Voordat het besluit tot afwijzing of beëindiging wordt genomen krijgt de aanvrager - in geval er sprake is van een niet nakoming van afspraken door de aanvrager zelf - een hersteltermijn aangeboden. Indien de aanvrager de afspraken niet nakomt binnen de geboden hersteltermijn, wordt de schulddienstverlening afgewezen dan wel beëindigd.

Voordat er een negatieve beschikking wordt genomen, wordt de aanvrager vooraf gehoord en in kennis gesteld.

Bij een afwijzing of een beëindiging van een aanvraag of een traject kan nog gericht specifieke dienstverlening ingezet worden, bijvoorbeeld een informatie of adviesgesprek. Ook zal er zo nodig een gepaste verwijzing naar andere hulpverlenende instanties gedaan worden.

Artikel 7. Recidive – hernieuwde aanvraag

Op basis van het principe van eigen verantwoordelijkheid, wordt een nadrukkelijke grens gesteld aan het kunnen doen van hernieuwde aanvragen. Afhankelijk van de reden van afwijzing dan wel beëindiging worden er 1 van de 3 genoemde recidive termijnen gehanteerd. De langste recidive termijn in Haarlem bedraagt 5 jaar.

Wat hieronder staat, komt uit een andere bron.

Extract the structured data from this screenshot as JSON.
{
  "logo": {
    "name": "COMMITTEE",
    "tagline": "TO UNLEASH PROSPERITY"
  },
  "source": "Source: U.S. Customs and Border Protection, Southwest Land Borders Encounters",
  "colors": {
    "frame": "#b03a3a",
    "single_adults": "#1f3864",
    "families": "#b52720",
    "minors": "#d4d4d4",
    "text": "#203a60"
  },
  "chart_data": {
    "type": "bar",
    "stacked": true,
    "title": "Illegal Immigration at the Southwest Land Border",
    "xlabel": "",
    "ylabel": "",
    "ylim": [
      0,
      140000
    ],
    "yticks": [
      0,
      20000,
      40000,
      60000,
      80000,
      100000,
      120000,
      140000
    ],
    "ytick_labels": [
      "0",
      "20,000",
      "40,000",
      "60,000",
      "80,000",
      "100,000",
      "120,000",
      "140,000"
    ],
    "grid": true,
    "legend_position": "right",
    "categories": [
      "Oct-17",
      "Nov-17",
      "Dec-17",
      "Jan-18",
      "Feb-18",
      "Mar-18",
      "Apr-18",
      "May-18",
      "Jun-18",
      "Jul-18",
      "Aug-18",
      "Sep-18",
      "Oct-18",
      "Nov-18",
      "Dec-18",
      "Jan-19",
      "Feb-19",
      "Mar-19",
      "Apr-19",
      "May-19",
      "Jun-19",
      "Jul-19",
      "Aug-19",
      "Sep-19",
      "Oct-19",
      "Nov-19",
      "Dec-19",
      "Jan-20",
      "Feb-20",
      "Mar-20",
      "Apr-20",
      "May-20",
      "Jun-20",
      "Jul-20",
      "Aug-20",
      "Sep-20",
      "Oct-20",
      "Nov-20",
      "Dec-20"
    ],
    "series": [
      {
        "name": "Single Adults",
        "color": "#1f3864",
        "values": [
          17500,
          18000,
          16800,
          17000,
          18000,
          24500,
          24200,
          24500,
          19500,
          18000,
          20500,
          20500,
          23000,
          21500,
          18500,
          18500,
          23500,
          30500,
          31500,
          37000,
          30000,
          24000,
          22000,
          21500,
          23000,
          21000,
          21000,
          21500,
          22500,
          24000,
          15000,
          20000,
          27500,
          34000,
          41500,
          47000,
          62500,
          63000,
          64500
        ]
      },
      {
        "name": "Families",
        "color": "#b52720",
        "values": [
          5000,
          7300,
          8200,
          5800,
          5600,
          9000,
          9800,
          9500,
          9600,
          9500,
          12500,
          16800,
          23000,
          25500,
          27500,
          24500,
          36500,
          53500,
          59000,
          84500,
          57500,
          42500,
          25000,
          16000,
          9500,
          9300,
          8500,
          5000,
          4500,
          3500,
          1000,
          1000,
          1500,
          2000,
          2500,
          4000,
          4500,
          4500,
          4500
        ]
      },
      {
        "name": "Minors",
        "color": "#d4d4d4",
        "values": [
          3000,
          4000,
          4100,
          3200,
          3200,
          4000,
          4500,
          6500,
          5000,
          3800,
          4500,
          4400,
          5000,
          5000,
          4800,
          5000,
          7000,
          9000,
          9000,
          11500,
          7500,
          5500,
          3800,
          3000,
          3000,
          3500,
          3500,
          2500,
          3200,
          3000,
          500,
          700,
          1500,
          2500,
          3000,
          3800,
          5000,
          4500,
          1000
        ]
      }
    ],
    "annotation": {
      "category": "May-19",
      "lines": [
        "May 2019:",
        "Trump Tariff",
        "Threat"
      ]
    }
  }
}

Een herhaalde aanvraag schulddienstverlening zal na een afwijzing voor het minnelijk traject dan wel na het WSNP-traject geen zin hebben als de situatie van de aanvrager ongewijzigd is. Schuldeisers zullen dan niet akkoord gaan met het voorstel tot regeling van de schulden.

De beleidsvrijheid (artikel 2 juncto artikel 3 Wgs) zoals aan de gemeente gegeven om een dergelijke recidivebepaling op te nemen, ontslaat de gemeente niet van de verplichting om, daar waar een onevenredige situatie ontstaat voor de burger, af te wijken van het bepaalde van artikel 7 indien nodig (ingevolge artikel 8: inherente afwijkingsbevoegdheid). Bijvoorbeeld, als er redenen zijn die de schuldenaar niet zijn toe te rekenen.

Artikel 8. Inherente afwijkingsbevoegdheid

De inherente afwijkingsbevoegdheid is onlosmakelijk verbonden aan beleid. Dit artikel noemt expliciet de bevoegdheid aan het college om af te wijken van de beleidsregels in bijzondere en onvoorziene gevallen.

Artikel 9. Inwerkingtreding en citeertitel

Deze bepaling behoeft geen toelichting.